Le héros, lourdaud, suit son parcours tracé comme une ligne droite. L’histoire avance sans zigzaguer et Samuel L. Jackson zozote comme un sourd, tentant de nous refaire le coup de la Kangol avec une casquette de travers. En fait ça sent surtout le menthol et la naphtaline des blagues faites une fois de trop mais qui font quand même sourire.

Une fois de trop, aussi, le générique sur Dire Straits, avec les synthés qui dégringolent sur l’écran. Une fois de trop, certainement, la scène de massacre au milieu du film, montée sur du rock n’roll, qui se justifie lâchement en faisant passer les victimes pour de vilains racistes.

Mais bon, c’est toujours moins pire que Skyfall.

En Bref : Il ne faut pas aller voir Kingsman.

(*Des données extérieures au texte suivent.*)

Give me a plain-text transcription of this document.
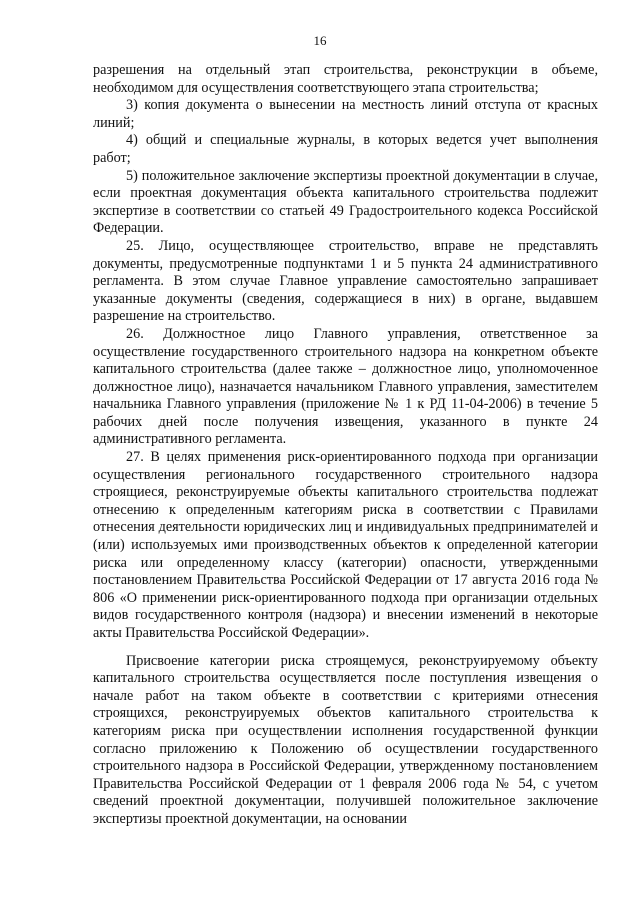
16

разрешения на отдельный этап строительства, реконструкции в объеме, необходимом для осуществления соответствующего этапа строительства;

3) копия документа о вынесении на местность линий отступа от красных линий;

4) общий и специальные журналы, в которых ведется учет выполнения работ;

5) положительное заключение экспертизы проектной документации в случае, если проектная документация объекта капитального строительства подлежит экспертизе в соответствии со статьей 49 Градостроительного кодекса Российской Федерации.

25. Лицо, осуществляющее строительство, вправе не представлять документы, предусмотренные подпунктами 1 и 5 пункта 24 административного регламента. В этом случае Главное управление самостоятельно запрашивает указанные документы (сведения, содержащиеся в них) в органе, выдавшем разрешение на строительство.

26. Должностное лицо Главного управления, ответственное за осуществление государственного строительного надзора на конкретном объекте капитального строительства (далее также – должностное лицо, уполномоченное должностное лицо), назначается начальником Главного управления, заместителем начальника Главного управления (приложение № 1 к РД 11-04-2006) в течение 5 рабочих дней после получения извещения, указанного в пункте 24 административного регламента.

27. В целях применения риск-ориентированного подхода при организации осуществления регионального государственного строительного надзора строящиеся, реконструируемые объекты капитального строительства подлежат отнесению к определенным категориям риска в соответствии с Правилами отнесения деятельности юридических лиц и индивидуальных предпринимателей и (или) используемых ими производственных объектов к определенной категории риска или определенному классу (категории) опасности, утвержденными постановлением Правительства Российской Федерации от 17 августа 2016 года № 806 «О применении риск-ориентированного подхода при организации отдельных видов государственного контроля (надзора) и внесении изменений в некоторые акты Правительства Российской Федерации».

Присвоение категории риска строящемуся, реконструируемому объекту капитального строительства осуществляется после поступления извещения о начале работ на таком объекте в соответствии с критериями отнесения строящихся, реконструируемых объектов капитального строительства к категориям риска при осуществлении исполнения государственной функции согласно приложению к Положению об осуществлении государственного строительного надзора в Российской Федерации, утвержденному постановлением Правительства Российской Федерации от 1 февраля 2006 года № 54, с учетом сведений проектной документации, получившей положительное заключение экспертизы проектной документации, на основании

Trop fainéant. Mais si vraiment vous avez envie de vous détendre les neurones, c’est toujours mieux que d’écouter France Inter. Ça fait boum, c’est rigolo, et il y a une scène de poursuite à l’envers sur Dizzee Rascal. Et ça c’est bien.

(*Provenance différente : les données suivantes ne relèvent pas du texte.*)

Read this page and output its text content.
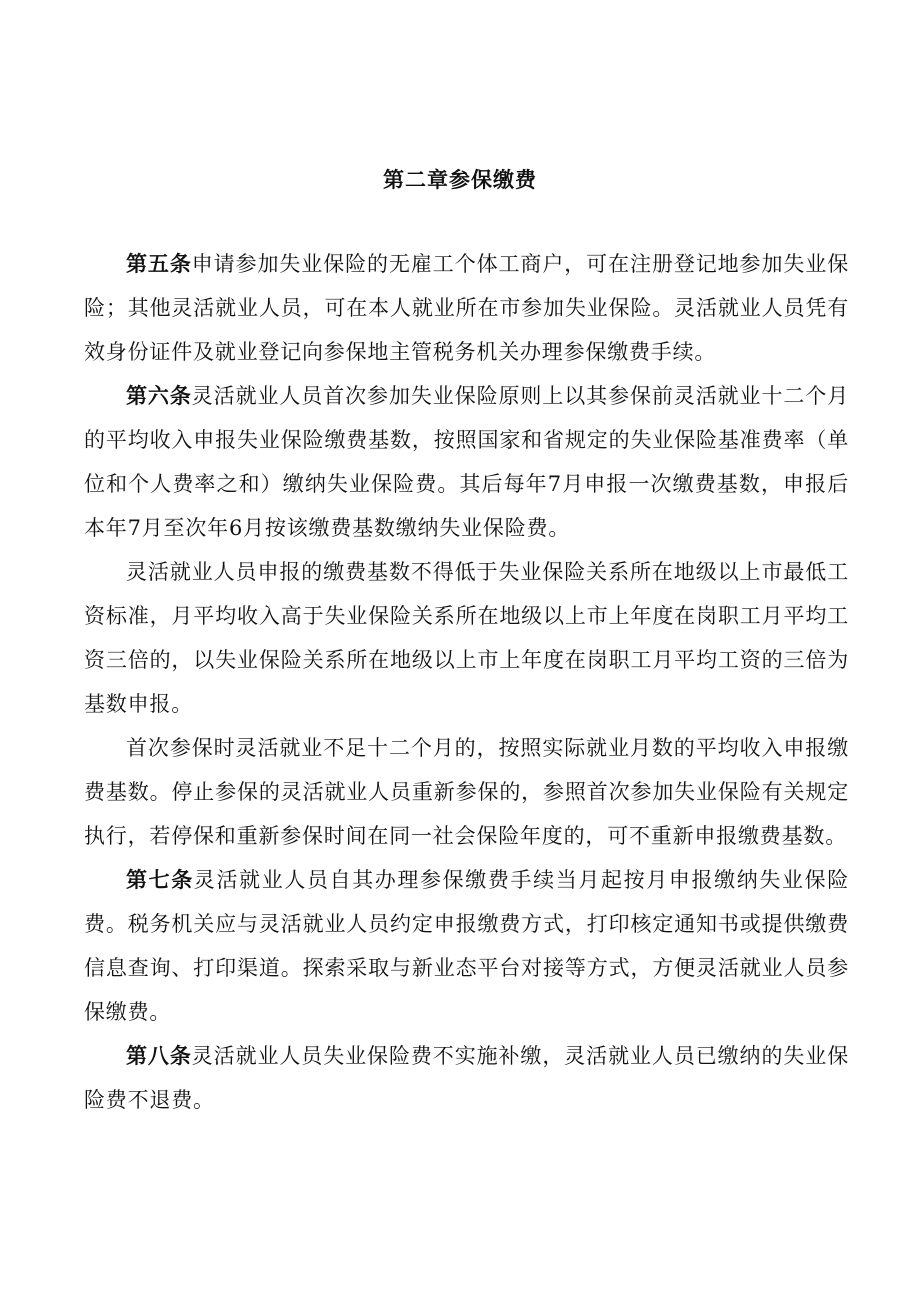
第二章参保缴费

第五条申请参加失业保险的无雇工个体工商户，可在注册登记地参加失业保险；其他灵活就业人员，可在本人就业所在市参加失业保险。灵活就业人员凭有效身份证件及就业登记向参保地主管税务机关办理参保缴费手续。

第六条灵活就业人员首次参加失业保险原则上以其参保前灵活就业十二个月的平均收入申报失业保险缴费基数，按照国家和省规定的失业保险基准费率（单位和个人费率之和）缴纳失业保险费。其后每年7月申报一次缴费基数，申报后本年7月至次年6月按该缴费基数缴纳失业保险费。

灵活就业人员申报的缴费基数不得低于失业保险关系所在地级以上市最低工资标准，月平均收入高于失业保险关系所在地级以上市上年度在岗职工月平均工资三倍的，以失业保险关系所在地级以上市上年度在岗职工月平均工资的三倍为基数申报。

首次参保时灵活就业不足十二个月的，按照实际就业月数的平均收入申报缴费基数。停止参保的灵活就业人员重新参保的，参照首次参加失业保险有关规定执行，若停保和重新参保时间在同一社会保险年度的，可不重新申报缴费基数。

第七条灵活就业人员自其办理参保缴费手续当月起按月申报缴纳失业保险费。税务机关应与灵活就业人员约定申报缴费方式，打印核定通知书或提供缴费信息查询、打印渠道。探索采取与新业态平台对接等方式，方便灵活就业人员参保缴费。

第八条灵活就业人员失业保险费不实施补缴，灵活就业人员已缴纳的失业保险费不退费。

A part ça, Colin Firth porte toujours le smoking comme personne, et la jeune actrice Sophie Cookson ne devrait pas tarder à exploser. Surtout si elle mange du C4.

3 thoughts on “Kingsman. Colin est maudit.

  1. Eh bien, plus que le film que j’ai un peu apprecie, personnellement j’ai adore la scene de l’eglise. Je trouve ca creatif et tres drole, et surtout, plus important, j’ai pas l’impression d’avoir vu ca souvent. Le type se dit “ok, je veux une scene ou tout le monde tape sur tout le monde” parcequ’il pense que ca ferait une super scene d’action, et il a raison,, il essaie de trouver deux trois justifications scenaristique (je suis d’accord qu’il avait vraiment pas besoin de prendre des fachos, ca fait un peu moche), et derriere il la filme tres tres bien je trouve.

    Je me suis mis au cinema avec des films d’action, du coup j’essaie de saisir la moindre opportunite d’en voir un bon en salle. Je sais pas si Kingsman en est un bon, mais au moins matthew vaughn essaie des trucs et fais du cinema. La morale est douteuse, mais ne prend pas trop de place, le film ne derive pas trop vers le sirupeux, voire le gerbant.

    Entierement d’accord sur le fait que “not that kind of movie”, c’est drole la premiere fois et ca donne le bon ton, mais deux ou trois fois c’est beaucoup beaucoup trop. Y’a d’autres erreurs, des blagues drole au debut mais un peu nulles ensuite, et une fin un peu mal ecrite, mais j’ai quand meme l’impression que le realisateur s’est pas trop foutu de ma gueule quand il a fait son film, et c’est le plus important. J’en suis ressorti content, un peu frustre par certains aspects, mais content.

    • En ce qui concerne la scène de l’église, je suis devenu schizophrène : d’un côté, comme toi, je trouvais ça super bien réalisé, et au-delà de ça, assez couillu dans un film de ce genre là, car très immoral et punk. Malheureusement, ce côté n’est pas assumé, comme tu l’as dit, quand on fait passer les victimes pour des fafs DU COUP ça change tout, parce qu’en essayant maladroitement d’excuser ce massacre, on finit par le justifier, ce qui cesse de le rendre fun et subversif, pour lui donner une vieille odeur qui pue.
      Dans un pays où les vrais tueries se produisent tous les mois avec la bénédiction de second amendement, c’est quand même un peu gênant de voir un homme massacrer 50 personnes sur du rock n’roll.
      Pour le reste, je te rejoins. Ne tapons pas trop sur Vaughn, c’est le meilleur de tous les gros lourds. Je pense juste qu’il pouvait faire mieux.

      • Du coup maintenant j’imagine cette scene dans une petite communaute chretienne de village, avec un vieux cure bienveillant qui fait des gentilles remontrances a papy devant qui s’est endormie sur le banc, la voisine de gauche qui a apporte des cookies faits maison et le voisin de droite qui porte a la fois un noeud papillon et un grand sourire.

        Eh ben c’est vrai que c’est beaucoup plus drole.